In the context of combating the Covid-19 pandemic the temporary ban on the sale and distribution of alcohol must go hand in hand with education, the repurposing/retooling of the alcohol and liquor industry, protection workers and small businesses, and the creation of alternative amusement and entertainment outlets.  In this way we will not only combat Covid-19 but also contribute to the creation of the elements of an alternative form of social life and society. In this struggle for an alternative society the working class would have to deal with the question of abuse of alcohol, alcoholism and the root causes thereof.

GIWUSA demands:

  1. That the alcohol and liquor industry-value chain of production must be repurposed/retooled to produce alcohol that is socially useful for the combating of the Covid-19 pandemic – i.e. produce sanitizers, anti-septics and disinfectants and so forth. The production of the glass containers must be redirected to produce glass containers for these socially useful products
  2. The South African state temporary nationalizes under workers control the production side of the alcohol and liquor value chain to give effect to this repurposing/retooling
  3. That the South African state bail out the small business – like taverns and liquor stores – and assist them in temporary transforming into nodes for the sale and distribution of sanitizers and other socially useful products.
  4. That South African state legislate a moratorium on retrenchments in the industry
  5. That South African state legislate a moratorium on wage/salary cuts and cuts in other benefits.
  6. That there be mass education on the negative effects of the abuse of alcohol
  7. That the South African state build and create alternative forms of amusement and entertainment in working class communities.

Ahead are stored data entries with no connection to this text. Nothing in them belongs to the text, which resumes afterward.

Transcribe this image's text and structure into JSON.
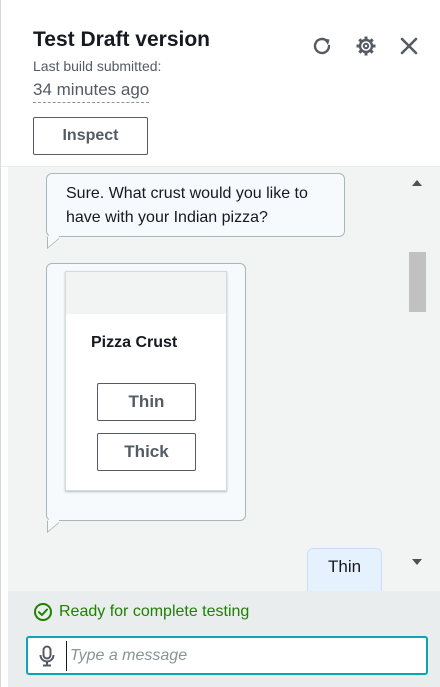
{
  "header": {
    "title": "Test Draft version",
    "subtitle": "Last build submitted:",
    "time": "34 minutes ago",
    "inspect_label": "Inspect",
    "icons": [
      "refresh-icon",
      "gear-icon",
      "close-icon"
    ]
  },
  "chat": {
    "bot_message": "Sure. What crust would you like to have with your Indian pizza?",
    "card": {
      "title": "Pizza Crust",
      "buttons": [
        "Thin",
        "Thick"
      ]
    },
    "user_message": "Thin"
  },
  "footer": {
    "status": "Ready for complete testing",
    "status_color": "#1d8102",
    "input_placeholder": "Type a message"
  }
}
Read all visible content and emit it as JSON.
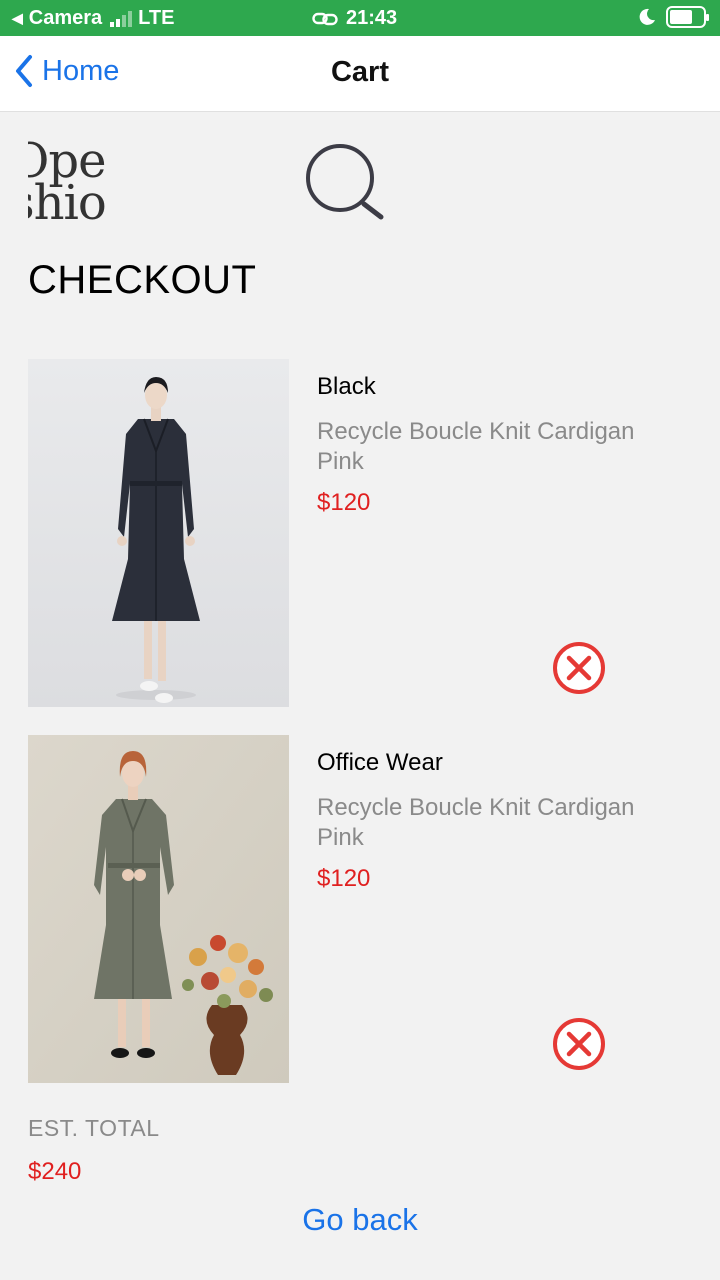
{
  "status_bar": {
    "back_app": "Camera",
    "network": "LTE",
    "time": "21:43"
  },
  "nav": {
    "back_label": "Home",
    "title": "Cart"
  },
  "logo": {
    "line1": "Ope",
    "line2": "shio"
  },
  "page_title": "CHECKOUT",
  "cart_items": [
    {
      "title": "Black",
      "description": "Recycle Boucle Knit Cardigan Pink",
      "price": "$120",
      "image": "black-dress-photo"
    },
    {
      "title": "Office Wear",
      "description": "Recycle Boucle Knit Cardigan Pink",
      "price": "$120",
      "image": "grey-dress-photo"
    }
  ],
  "total": {
    "label": "EST. TOTAL",
    "value": "$240"
  },
  "go_back_label": "Go back",
  "colors": {
    "status_bar": "#2ea84e",
    "link_blue": "#1a73e8",
    "price_red": "#e02020",
    "remove_red": "#e53935",
    "muted_text": "#8a8a8a",
    "background": "#f2f2f2"
  }
}
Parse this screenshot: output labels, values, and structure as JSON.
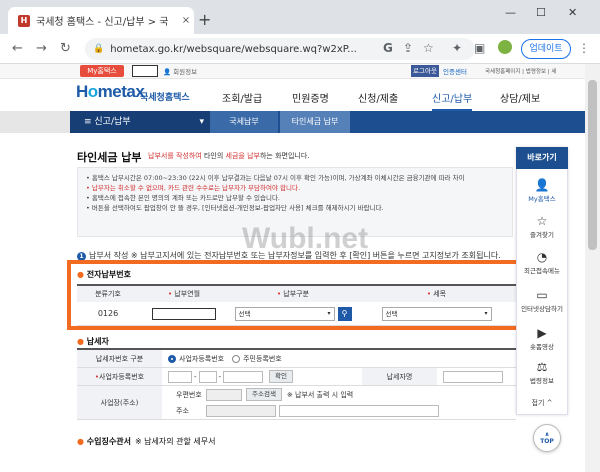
{
  "browser": {
    "tab_title": "국세청 홈택스 - 신고/납부 > 국",
    "tab_close": "×",
    "new_tab": "+",
    "url": "hometax.go.kr/websquare/websquare.wq?w2xP...",
    "update_button": "업데이트",
    "win_min": "—",
    "win_max": "☐",
    "win_close": "✕"
  },
  "topbar": {
    "my_hometax": "My홈택스",
    "member_info": "회원정보",
    "logout": "로그아웃",
    "cert": "인증센터",
    "links": "국세청홈페이지 | 법령정보 | 세"
  },
  "header": {
    "logo_pre": "H",
    "logo_o": "o",
    "logo_post": "metax",
    "logo_sub": "국세청홈택스",
    "menu": [
      "조회/발급",
      "민원증명",
      "신청/제출",
      "신고/납부",
      "상담/제보"
    ]
  },
  "bluenav": {
    "section": "≡  신고/납부",
    "crumb1": "국세납부",
    "crumb2": "타인세금 납부"
  },
  "page": {
    "title": "타인세금 납부",
    "desc_pre": "",
    "desc_red1": "납부서를 작성하여",
    "desc_mid": " 타인의 ",
    "desc_red2": "세금을 납부",
    "desc_post": "하는 화면입니다."
  },
  "notice": [
    "• 홈택스 납부시간은 07:00~23:30 (22시 이후 납부결과는 다음날 07시 이후 확인 가능)이며, 가상계좌 이체시간은 금융기관에 따라 차이",
    "• 납부자는 취소할 수 없으며, 카드 관련 수수료는 납부자가 부담하여야 합니다.",
    "• 홈택스에 접속한 본인 명의의 계좌 또는 카드로만 납부할 수 있습니다.",
    "• 버튼을 선택하여도 팝업창이 안 뜰 경우, [인터넷옵션-개인정보-팝업차단 사용] 체크를 해제하시기 바랍니다."
  ],
  "step_text": "납부서 작성  ※ 납부고지서에 있는 전자납부번호 또는 납부자정보를 입력한 후 [확인] 버튼을 누르면 고지정보가 조회됩니다.",
  "watermark": "Wubl.net",
  "elec": {
    "title": "전자납부번호",
    "headers": [
      "분류기호",
      "납부연월",
      "납부구분",
      "세목"
    ],
    "class_code": "0126",
    "select1": "선택",
    "select2": "선택",
    "search_icon": "🔍"
  },
  "payer": {
    "title": "납세자",
    "rows": {
      "type_label": "납세자번호 구분",
      "opt1": "사업자등록번호",
      "opt2": "주민등록번호",
      "bizno_label": "사업자등록번호",
      "confirm": "확인",
      "name_label": "납세자명",
      "addr_label": "사업장(주소)",
      "zip_label": "우편번호",
      "zip_search": "주소검색",
      "addr_note": "※ 납부서 출력 시 입력",
      "addr2_label": "주소"
    }
  },
  "receipt": {
    "title": "수입징수관서",
    "note": "※ 납세자의 관할 세무서"
  },
  "quick": {
    "header": "바로가기",
    "items": [
      "My홈택스",
      "즐겨찾기",
      "최근접속메뉴",
      "인터넷상담하기",
      "숏폼영상",
      "법령정보"
    ],
    "fold": "접기 ^",
    "top": "TOP"
  }
}
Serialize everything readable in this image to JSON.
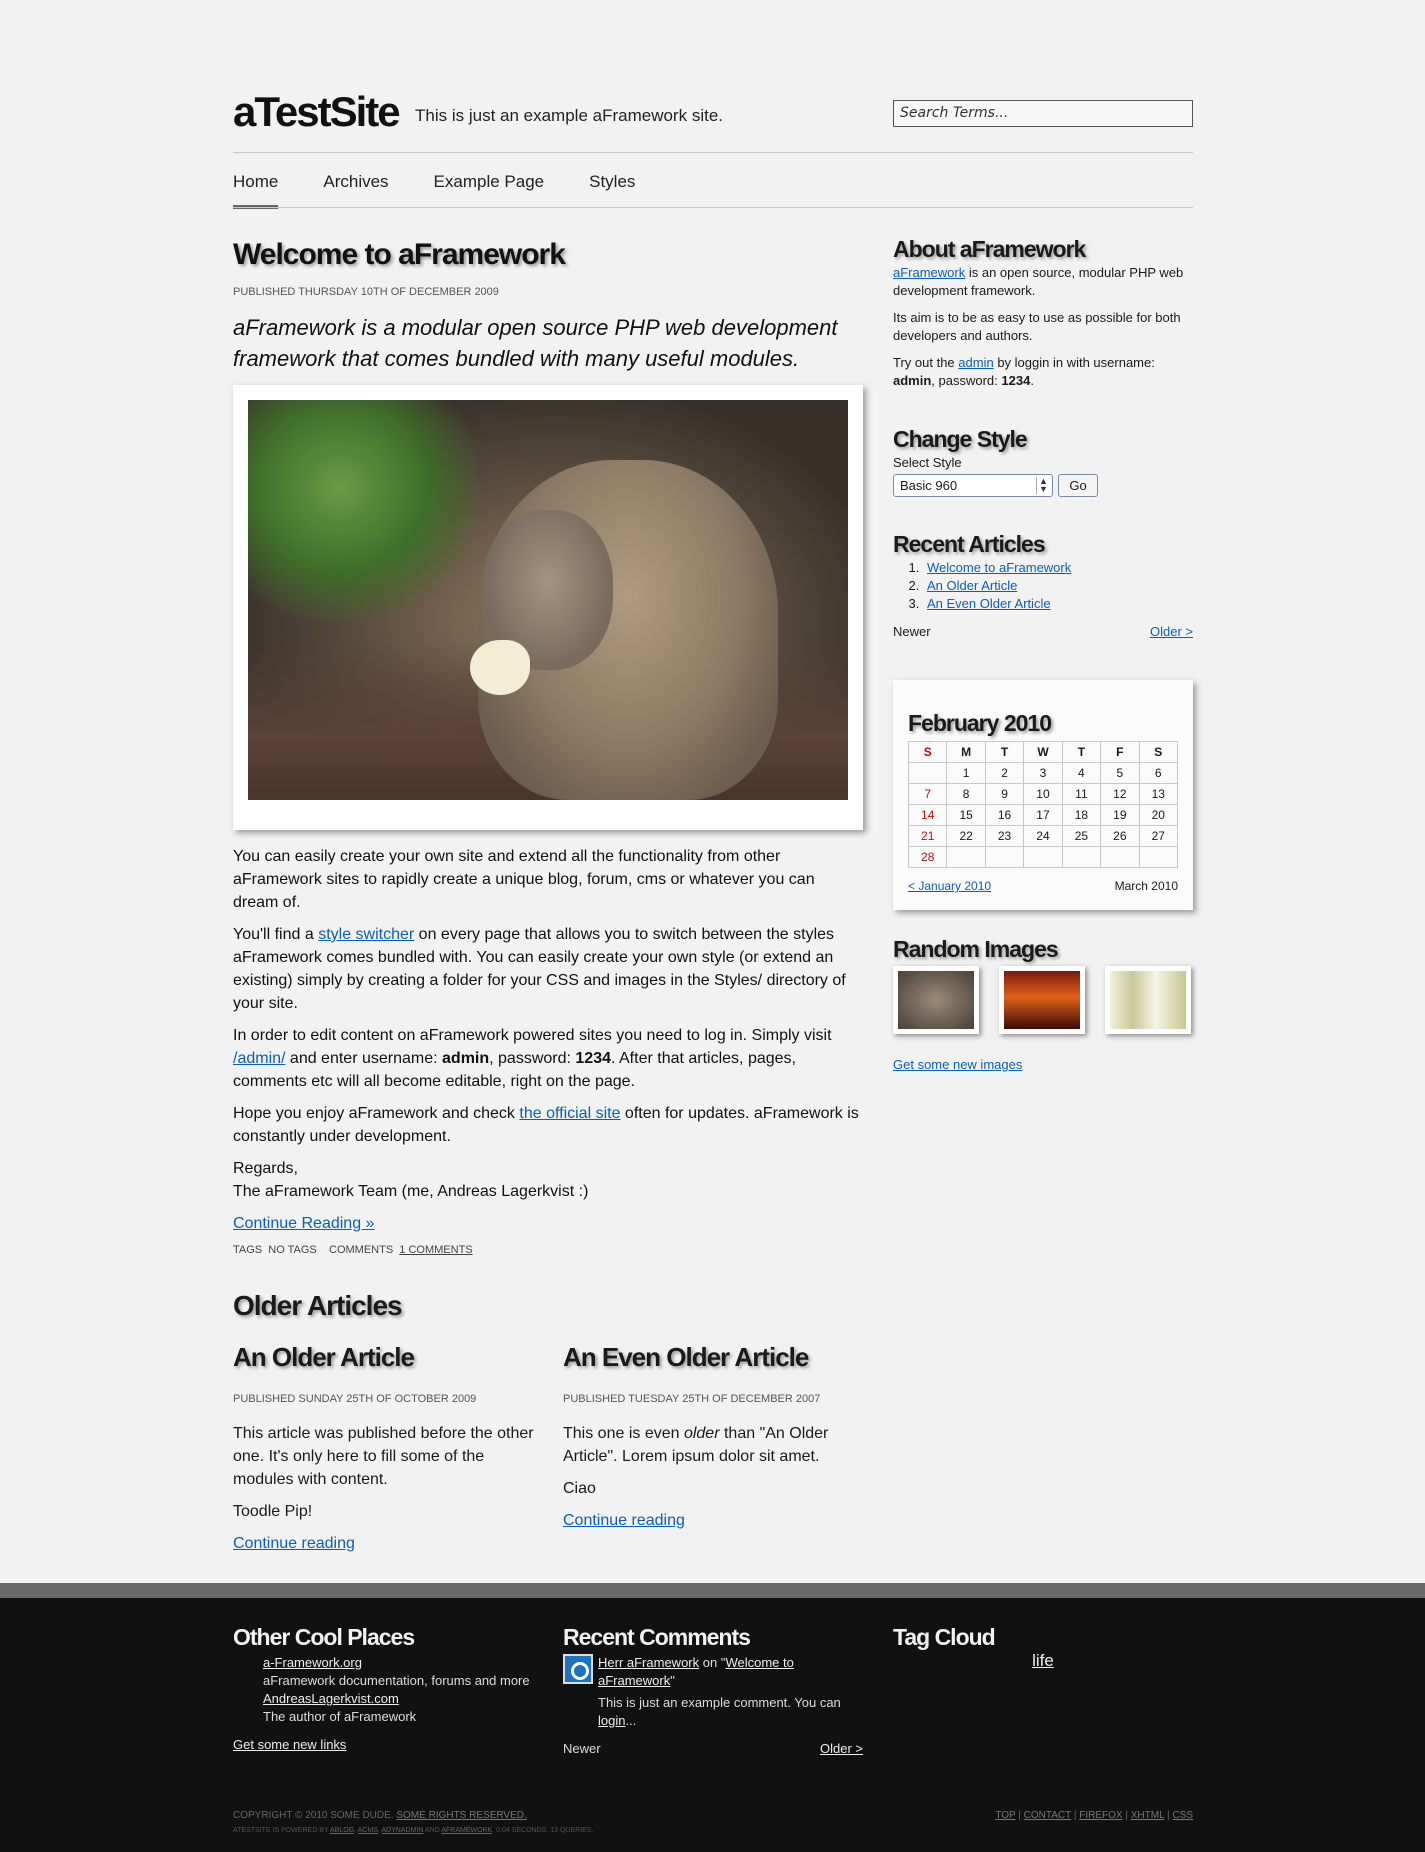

The South African state and its capital bosses are not going to take these demands seriously unless workers in the alcohol and liquor industry unite and build organs of workers power in the workplaces. To this effect we are calling all workers in the breweries, glass manufacturing, packaging, distribution and sale of liquor to come together and unite.

Further as the working class we need to unite with the small businesses operating in the selling of liquor and develop a joint programme of action around these demands.